À un mois et demi des élections sénatoriales, la bataille pour le renouvellement de 178 des 348 sièges du Sénat bat son plein. Le RN et LFI se placent en embuscade pour progresser, alors que le Parti socialiste et les écologistes apparaissent fragilisés par les derniers scrutins municipaux et les difficultés d'union à gauche.
Le scrutin du 27 septembre, qui se joue au suffrage universel indirect via les grands électeurs, constitue le dernier test électoral avant la présidentielle de 2027, hors hypothèse de dissolution anticipée d'Emmanuel Macron avant la fin de son deuxième quinquennat.
Si les grands équilibres devraient globalement être préservés, avec une majorité de droite et du centre maintenue, plusieurs formations jouent gros.
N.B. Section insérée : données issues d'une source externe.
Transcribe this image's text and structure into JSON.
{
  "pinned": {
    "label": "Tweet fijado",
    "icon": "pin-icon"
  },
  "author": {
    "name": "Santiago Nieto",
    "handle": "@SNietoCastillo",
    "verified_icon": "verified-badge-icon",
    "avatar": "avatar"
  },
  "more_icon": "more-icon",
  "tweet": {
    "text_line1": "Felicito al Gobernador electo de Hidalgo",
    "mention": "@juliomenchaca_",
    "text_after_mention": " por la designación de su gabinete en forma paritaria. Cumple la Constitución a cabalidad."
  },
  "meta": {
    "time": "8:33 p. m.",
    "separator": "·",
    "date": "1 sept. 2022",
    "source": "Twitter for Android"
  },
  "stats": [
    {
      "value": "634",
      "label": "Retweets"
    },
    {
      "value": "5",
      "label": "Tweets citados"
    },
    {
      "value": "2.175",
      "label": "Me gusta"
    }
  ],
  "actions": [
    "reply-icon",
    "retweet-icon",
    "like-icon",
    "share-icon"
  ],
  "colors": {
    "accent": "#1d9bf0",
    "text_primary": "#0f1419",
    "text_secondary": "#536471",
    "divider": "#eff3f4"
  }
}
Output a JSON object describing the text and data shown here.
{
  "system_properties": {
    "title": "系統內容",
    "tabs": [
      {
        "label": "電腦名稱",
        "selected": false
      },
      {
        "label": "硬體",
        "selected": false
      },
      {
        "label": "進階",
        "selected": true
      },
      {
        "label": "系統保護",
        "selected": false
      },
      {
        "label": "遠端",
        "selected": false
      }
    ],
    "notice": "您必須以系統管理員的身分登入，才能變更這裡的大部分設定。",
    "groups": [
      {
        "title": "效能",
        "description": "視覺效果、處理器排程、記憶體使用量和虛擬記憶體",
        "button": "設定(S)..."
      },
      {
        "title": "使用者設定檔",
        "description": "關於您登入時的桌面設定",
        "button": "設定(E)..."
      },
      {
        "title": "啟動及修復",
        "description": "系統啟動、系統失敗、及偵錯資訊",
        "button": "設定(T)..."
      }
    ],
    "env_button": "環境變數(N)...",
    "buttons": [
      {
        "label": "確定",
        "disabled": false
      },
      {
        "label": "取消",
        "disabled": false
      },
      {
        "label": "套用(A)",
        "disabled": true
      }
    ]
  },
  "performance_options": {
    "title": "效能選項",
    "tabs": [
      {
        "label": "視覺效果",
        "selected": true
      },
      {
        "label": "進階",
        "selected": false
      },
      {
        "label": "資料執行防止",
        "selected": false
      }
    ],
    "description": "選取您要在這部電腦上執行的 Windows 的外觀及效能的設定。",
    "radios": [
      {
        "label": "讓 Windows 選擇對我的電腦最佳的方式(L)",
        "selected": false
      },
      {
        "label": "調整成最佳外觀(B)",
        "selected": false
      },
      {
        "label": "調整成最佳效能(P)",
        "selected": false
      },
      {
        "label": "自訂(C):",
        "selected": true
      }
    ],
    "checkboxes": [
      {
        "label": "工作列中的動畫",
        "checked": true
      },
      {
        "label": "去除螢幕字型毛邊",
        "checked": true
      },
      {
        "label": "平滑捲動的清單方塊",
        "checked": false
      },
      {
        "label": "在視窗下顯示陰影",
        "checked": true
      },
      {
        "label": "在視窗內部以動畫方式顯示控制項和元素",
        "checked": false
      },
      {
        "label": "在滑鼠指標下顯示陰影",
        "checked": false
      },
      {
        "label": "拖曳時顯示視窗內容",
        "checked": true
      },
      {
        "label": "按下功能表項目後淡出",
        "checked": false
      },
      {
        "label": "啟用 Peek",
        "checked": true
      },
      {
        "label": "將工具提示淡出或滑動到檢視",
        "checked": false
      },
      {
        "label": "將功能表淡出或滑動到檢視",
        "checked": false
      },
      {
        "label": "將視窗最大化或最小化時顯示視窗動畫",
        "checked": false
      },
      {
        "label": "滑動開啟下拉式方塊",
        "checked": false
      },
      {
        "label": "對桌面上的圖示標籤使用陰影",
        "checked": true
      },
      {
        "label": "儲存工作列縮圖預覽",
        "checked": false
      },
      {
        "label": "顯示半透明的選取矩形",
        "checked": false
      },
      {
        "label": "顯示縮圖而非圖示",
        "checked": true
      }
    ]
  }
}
Le Rassemblement national, fort de sa progression aux municipales notamment sur l'arc méditerranéen, ambitionne d'atteindre le seuil des dix sénateurs pour constituer son tout premier groupe au Palais du Luxembourg. « Nous avons la possibilité de tripler, voire de quadrupler, notre nombre de sénateurs et de faire un groupe », affirme le député RN Franck Allisio. Le député et président de groupe en PACA espère profiter de la confusion entre macronistes et LR pour voir son parti progresser, alors qu'il ne dispose actuellement que de trois élus.
À gauche, La France insoumise, jusqu'ici absente du Sénat, se place en embuscade. Portée par ses conquêtes municipales en Île-de-France et dans la région lyonnaise, elle espère faire élire ses premiers parlementaires, notamment dans le Rhône. « Ça ne sera pas un raz-de-marée [...] Mais on peut quand même faire quelque chose », confie un élu LFI.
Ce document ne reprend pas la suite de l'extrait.